Wildheit lay back and assimilated this information quietly, then leaned over again.
“What happened to the provost-craft, Cass?”
“That’s another story. The Sensitives fetched it down on Mayo. Fortunately there’s a guardian of sorts named Dabria who was on the alert for just such an eventuality. He captured the ship with you and two other slightly over-cooked characters still inside it. Realizing what he’d found, he contacted Saraya and invited us to come and collect.”
“But the craft itself, Cass? Is it still intact?”
“It will be. When we found it, it was little better than a collection of dissembled parts, on account of the fact that its former occupants apparently having undone everything which should still have been done
up. It’s a habit you’ll have to break yourself of, Jym. Dismantling a spacecraft while it’s still in space can be vary bad for your health. It’s taken two lab-ships and a space-assembly team the best part of a month out on the plains of Mayo trying to put the bits back together again.”

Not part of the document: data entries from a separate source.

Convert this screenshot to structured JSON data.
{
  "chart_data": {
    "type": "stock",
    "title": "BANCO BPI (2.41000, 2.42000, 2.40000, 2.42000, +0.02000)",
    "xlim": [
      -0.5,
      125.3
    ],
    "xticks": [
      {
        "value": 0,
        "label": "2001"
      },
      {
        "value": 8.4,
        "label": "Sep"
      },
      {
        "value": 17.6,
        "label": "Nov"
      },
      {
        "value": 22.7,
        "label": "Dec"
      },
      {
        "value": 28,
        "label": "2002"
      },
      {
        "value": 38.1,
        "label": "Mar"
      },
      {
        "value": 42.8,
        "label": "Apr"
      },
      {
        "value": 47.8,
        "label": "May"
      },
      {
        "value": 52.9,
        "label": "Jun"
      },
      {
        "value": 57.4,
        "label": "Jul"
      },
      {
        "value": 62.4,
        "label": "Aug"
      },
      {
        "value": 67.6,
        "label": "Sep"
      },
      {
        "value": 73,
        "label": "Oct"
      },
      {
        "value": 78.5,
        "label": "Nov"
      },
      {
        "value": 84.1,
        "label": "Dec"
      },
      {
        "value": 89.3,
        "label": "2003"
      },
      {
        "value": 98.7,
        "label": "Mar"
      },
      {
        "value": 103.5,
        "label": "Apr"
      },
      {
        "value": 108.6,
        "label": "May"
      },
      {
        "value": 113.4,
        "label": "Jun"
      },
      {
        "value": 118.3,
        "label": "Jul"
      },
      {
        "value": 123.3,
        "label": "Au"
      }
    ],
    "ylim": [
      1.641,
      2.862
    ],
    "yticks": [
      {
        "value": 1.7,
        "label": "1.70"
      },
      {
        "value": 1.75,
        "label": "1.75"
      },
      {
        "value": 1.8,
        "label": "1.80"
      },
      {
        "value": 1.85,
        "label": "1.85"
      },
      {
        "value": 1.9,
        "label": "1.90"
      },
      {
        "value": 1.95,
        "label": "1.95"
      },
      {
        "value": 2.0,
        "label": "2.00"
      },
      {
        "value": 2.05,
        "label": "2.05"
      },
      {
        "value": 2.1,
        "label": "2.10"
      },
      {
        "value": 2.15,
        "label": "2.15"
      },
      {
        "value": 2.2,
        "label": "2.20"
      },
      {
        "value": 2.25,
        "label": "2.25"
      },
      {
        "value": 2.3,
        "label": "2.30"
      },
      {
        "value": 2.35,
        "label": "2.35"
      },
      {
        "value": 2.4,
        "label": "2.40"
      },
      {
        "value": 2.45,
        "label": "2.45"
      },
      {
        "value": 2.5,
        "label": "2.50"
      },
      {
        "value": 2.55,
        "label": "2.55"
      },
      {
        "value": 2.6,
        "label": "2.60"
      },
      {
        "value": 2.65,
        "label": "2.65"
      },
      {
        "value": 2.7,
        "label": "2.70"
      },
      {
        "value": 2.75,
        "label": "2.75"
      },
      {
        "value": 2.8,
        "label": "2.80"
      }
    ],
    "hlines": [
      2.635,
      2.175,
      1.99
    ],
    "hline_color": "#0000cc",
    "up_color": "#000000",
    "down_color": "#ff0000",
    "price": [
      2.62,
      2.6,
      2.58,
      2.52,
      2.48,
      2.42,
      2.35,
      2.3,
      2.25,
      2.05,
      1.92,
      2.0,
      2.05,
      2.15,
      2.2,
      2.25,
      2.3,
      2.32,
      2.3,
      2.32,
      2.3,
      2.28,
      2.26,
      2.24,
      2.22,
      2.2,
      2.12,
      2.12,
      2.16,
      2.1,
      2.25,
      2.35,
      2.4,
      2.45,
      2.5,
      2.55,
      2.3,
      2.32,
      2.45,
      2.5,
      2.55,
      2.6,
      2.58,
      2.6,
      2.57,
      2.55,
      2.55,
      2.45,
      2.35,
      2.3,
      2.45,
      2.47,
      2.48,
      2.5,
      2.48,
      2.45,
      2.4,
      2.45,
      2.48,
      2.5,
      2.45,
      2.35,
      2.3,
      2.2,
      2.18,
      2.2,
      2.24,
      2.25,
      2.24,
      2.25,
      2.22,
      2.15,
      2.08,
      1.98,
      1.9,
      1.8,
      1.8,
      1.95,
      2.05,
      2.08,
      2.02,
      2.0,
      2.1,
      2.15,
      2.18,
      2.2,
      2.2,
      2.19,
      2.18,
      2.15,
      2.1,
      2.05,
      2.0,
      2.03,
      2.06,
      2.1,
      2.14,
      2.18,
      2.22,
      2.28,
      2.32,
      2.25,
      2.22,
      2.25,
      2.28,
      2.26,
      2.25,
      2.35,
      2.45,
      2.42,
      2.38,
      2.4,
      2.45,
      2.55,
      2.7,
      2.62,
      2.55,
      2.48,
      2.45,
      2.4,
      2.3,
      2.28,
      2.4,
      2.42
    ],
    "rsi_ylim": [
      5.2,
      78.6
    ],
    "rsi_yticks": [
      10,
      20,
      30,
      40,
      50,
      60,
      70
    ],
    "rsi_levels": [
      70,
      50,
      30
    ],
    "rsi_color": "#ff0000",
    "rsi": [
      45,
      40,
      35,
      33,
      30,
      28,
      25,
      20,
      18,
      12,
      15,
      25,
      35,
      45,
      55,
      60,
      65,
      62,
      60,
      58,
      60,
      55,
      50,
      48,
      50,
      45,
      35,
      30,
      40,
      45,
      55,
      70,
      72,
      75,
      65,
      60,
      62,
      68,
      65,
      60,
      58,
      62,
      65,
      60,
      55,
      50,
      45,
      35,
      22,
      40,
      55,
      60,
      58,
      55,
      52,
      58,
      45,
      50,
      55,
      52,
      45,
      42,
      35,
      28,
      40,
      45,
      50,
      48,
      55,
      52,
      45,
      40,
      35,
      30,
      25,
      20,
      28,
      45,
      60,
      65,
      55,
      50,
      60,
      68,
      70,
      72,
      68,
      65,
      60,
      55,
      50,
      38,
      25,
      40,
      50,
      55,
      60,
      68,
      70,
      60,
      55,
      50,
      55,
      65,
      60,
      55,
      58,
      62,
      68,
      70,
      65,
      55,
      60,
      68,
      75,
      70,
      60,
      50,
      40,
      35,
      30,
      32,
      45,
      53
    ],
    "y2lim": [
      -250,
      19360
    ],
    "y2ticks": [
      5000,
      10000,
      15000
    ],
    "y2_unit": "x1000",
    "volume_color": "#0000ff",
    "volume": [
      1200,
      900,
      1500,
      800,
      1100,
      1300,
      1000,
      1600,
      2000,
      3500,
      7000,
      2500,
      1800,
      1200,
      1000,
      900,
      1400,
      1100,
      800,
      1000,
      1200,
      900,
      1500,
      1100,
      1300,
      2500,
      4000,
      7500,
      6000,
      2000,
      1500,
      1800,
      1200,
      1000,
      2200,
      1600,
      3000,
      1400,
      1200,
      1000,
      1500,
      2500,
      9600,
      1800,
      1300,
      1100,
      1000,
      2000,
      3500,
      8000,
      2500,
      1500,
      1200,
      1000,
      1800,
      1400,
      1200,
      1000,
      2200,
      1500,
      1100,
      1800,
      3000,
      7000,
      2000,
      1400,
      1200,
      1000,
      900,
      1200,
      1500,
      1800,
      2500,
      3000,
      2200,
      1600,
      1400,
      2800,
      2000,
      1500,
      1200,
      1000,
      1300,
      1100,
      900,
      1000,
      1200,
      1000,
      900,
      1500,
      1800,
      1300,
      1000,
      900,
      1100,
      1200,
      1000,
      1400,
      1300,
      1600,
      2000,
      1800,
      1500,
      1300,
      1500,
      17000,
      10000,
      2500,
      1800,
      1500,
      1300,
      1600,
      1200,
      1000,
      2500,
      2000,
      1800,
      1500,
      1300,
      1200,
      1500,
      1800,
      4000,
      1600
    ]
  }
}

“But it can be made serviceable?”
“So I’m assured by the experts. Which is just as well, because it’s the only thing available to take you, me, and a few others for an appointment in the junction with a certain Miss whose downfall is long overdue.”
“Kasdeya and Penemue? Did they survive?”
“Like you, they needed extensive treatment; but we managed to pull them both through. In fact they rallied somewhat sooner and have even been helping rebuild the provost-craft.”